To ensure there are bikes (and docks) available when needed, Citi Bike, like most bike share systems, rebalances or moves bikes from where there are too many to where they are needed. Citi Bike doesn’t disclose data about when and where bikes are moved, but as it turns out these movements can be discovered.

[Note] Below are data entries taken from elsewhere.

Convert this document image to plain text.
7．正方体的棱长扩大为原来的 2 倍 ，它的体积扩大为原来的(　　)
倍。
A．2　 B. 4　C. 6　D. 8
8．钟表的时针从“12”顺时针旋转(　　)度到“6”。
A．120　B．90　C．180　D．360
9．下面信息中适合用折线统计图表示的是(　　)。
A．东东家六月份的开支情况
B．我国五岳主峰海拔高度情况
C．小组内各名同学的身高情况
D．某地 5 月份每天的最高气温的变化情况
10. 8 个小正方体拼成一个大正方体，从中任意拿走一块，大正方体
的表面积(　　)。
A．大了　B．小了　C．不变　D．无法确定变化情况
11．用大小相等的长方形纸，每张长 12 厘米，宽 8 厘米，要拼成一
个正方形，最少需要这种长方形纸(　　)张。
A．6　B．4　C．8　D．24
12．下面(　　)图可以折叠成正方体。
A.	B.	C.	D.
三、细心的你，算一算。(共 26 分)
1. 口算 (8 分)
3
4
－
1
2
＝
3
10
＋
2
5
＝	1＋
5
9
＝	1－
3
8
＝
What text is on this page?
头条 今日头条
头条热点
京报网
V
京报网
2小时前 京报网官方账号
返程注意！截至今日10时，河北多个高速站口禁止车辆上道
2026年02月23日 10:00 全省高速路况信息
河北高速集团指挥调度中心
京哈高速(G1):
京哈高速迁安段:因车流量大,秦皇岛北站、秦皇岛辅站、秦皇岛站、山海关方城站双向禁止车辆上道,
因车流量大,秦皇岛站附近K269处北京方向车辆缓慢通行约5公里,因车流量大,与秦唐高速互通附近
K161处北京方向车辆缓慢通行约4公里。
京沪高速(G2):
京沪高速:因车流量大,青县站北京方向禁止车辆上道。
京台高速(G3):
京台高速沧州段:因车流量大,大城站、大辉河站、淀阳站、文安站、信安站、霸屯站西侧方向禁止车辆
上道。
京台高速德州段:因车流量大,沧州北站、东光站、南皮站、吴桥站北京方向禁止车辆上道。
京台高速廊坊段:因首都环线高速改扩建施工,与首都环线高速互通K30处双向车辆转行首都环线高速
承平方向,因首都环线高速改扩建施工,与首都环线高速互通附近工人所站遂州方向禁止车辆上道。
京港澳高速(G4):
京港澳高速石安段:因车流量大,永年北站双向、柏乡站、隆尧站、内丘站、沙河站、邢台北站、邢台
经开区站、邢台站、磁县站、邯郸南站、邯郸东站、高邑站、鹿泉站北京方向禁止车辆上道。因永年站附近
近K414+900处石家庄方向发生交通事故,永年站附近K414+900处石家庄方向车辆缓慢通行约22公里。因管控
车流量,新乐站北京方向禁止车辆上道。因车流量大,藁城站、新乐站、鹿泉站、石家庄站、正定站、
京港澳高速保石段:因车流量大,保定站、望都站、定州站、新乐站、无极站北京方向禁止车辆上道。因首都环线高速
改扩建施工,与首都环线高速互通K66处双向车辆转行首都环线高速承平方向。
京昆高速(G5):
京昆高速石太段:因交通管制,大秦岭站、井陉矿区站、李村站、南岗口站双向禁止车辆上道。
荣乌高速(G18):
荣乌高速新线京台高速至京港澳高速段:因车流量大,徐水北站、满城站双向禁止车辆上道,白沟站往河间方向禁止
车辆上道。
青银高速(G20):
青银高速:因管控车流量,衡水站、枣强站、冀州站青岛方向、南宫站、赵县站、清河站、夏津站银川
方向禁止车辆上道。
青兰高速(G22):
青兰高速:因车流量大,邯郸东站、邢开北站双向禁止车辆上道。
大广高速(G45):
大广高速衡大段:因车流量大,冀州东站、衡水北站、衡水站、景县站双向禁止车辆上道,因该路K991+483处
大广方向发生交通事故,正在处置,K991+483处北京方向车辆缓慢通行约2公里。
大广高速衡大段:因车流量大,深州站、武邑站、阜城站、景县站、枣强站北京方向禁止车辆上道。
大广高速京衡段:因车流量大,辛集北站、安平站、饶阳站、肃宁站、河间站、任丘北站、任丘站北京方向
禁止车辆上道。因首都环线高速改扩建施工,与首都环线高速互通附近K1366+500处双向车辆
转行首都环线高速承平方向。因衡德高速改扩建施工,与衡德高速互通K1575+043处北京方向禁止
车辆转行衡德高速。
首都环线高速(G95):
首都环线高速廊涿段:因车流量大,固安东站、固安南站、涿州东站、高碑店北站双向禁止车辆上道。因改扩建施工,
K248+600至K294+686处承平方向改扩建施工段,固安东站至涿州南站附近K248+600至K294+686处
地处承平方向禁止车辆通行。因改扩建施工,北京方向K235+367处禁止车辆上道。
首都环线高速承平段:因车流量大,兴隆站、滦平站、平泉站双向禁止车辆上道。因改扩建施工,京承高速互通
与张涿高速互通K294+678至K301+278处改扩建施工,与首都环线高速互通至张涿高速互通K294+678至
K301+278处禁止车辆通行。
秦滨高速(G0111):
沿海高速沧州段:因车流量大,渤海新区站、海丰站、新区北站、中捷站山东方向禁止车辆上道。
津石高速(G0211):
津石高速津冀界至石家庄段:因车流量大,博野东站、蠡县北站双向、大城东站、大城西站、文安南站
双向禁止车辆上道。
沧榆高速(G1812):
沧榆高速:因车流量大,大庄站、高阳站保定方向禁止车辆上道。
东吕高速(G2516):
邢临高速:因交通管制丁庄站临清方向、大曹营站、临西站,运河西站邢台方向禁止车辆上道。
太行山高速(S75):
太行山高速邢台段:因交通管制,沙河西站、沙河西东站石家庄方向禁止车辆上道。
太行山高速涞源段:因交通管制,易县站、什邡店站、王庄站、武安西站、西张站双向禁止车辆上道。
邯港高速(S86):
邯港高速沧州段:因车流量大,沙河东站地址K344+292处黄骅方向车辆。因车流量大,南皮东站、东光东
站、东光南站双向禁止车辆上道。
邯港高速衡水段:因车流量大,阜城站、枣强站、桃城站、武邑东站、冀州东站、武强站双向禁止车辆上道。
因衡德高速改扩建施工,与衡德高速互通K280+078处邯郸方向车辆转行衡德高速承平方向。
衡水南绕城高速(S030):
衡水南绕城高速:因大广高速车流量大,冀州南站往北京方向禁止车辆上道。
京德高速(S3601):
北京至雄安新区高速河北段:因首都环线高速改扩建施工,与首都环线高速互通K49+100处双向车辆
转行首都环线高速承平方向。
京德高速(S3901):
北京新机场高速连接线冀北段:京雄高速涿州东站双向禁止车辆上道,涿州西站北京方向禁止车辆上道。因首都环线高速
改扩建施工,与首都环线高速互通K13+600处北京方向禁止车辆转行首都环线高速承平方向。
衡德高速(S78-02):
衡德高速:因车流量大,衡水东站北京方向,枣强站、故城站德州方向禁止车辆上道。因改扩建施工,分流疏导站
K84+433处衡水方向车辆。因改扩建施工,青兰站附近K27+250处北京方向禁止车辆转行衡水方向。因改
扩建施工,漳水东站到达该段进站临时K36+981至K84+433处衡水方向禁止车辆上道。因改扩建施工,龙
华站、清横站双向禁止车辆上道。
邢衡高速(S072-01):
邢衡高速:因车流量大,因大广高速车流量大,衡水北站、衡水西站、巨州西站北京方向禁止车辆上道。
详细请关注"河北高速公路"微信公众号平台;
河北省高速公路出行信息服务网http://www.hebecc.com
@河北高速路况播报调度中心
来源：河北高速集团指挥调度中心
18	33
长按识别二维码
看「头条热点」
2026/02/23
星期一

This article is part of a series of explorations into the bike share data provided by Citi Bike. If you you find this article interesting you may also want to read:
Exploring NYC Bike Share Data – An introduction to data preparation and analysis and how to get started with the tools used: Jupyter, Python, Pandas and Seaborn.
Reverse Geocoding with NYC Bike Share Data – A tutorial on how to augment the data Citi Bike provides with the borough, neighborhood and zip code.
Exploring the Effects of the Pandemic on NYC Bike Share Usage – A look at two years of data and how ridership has changed in this time period.
Download Citi Bike Trip Data
Citi Bike provides tripdata files so that anyone can analyze how the system is used. The Citi Bike System Data page describes the information provided. Each file contains one month’s data; each record represents one trip.
For this article I’m using the tripdata file for September 2020. After a falloff in the first months of the pandemic, usage had recovered and it was the busiest month to date.
On Windows use the link above to find and download the September tripdata file for New York and then uznip it to a bikeshare
directory.
On Linux from a command prompt create a bikeshare
directory, download the tripdata file, unzip it and then delete the zip file.
mkdir bikeshare && cd bikeshare
wget https://s3.amazonaws.com/tripdata/202009-citibike-tripdata.csv.zip
unzip 202009-citibike-tripdata.csv.zip
rm 2020009-citibike-tripdata.csv.zip
Import Libraries and Data
Start Jupyter and from a browser window create a new notebook in your bikeshare
directory. The Jupyter notebook with the Python code used in this article is on GitHub as rebalancing.ipynb.
Import the common libraries used: Pandas for analysis and Seaborn for charts.
import pandas as pd
from pandas import to_datetime
import seaborn as sns
import matplotlib.pyplot as plt
Read the Citi Bike trip data file into a Pandas dataframe. For this analysis we only need the start and end station ID and times.
df = pd.read_csv('~/bikeshare/202009-citibike-tripdata.csv',
usecols=['starttime','start station id',
'stoptime','end station id','bikeid'],
parse_dates=['starttime','stoptime'])
df.info()
I see that there were almost 2½ million rides in September.

Ghost Riders
Citi Bike is a traditional system where a user picks up a bike from one station and drops it off at another.
When analyzing the trip data files I can follow each bike’s movement from station to station across the system if I create a new dataframe and sort it by bikeid
and by starttime
.
dfbike=df.sort_values(by=['bikeid','starttime'])
dfbike.head(10)
Now I can follow a bike’s journeys throughout the month. The end station id
of one ride is (almost) always the start station id
of the next ride.

If it’s not the same then the bike was (somehow) moved from one station to another between rides.
While I could find these "ghost rides" by looping through the dataframe and comparing each trip with the next one, with almost 2½ million rides that would take a while.
A better way is to take advantage of Panda’s vector operations and create a dataframe with pairs of rides.
To do this I’ll create an offset
dataframe with a single dummy record:
offset = pd.DataFrame({'starttime': pd.to_datetime('2010-09-01'),
'start station id':0,'stoptime': pd.to_datetime('2010-09-01'),
'end station id':0,'bikeid':0},index=[0])
Then create two new dataframes, one with offset first, one with it last:
dfbike1 = pd.concat([offset,dfbike]).reset_index(drop=True)
dfbike2 = pd.concat([dfbike,offset]).reset_index(drop=True)
Combine those two dataframes, but side-by-side using axis=1
dfbike=pd.concat ([dfbike1[['bikeid','stoptime','end station id']]
,dfbike2[['bikeid','starttime','start station id']] ],
axis=1 )
dfbike.head()
Here each record represents the time period that a bike was docked. I can see that one ride ended at station 388 and the next one started at the same station. It then was then docked at station 480, and so on.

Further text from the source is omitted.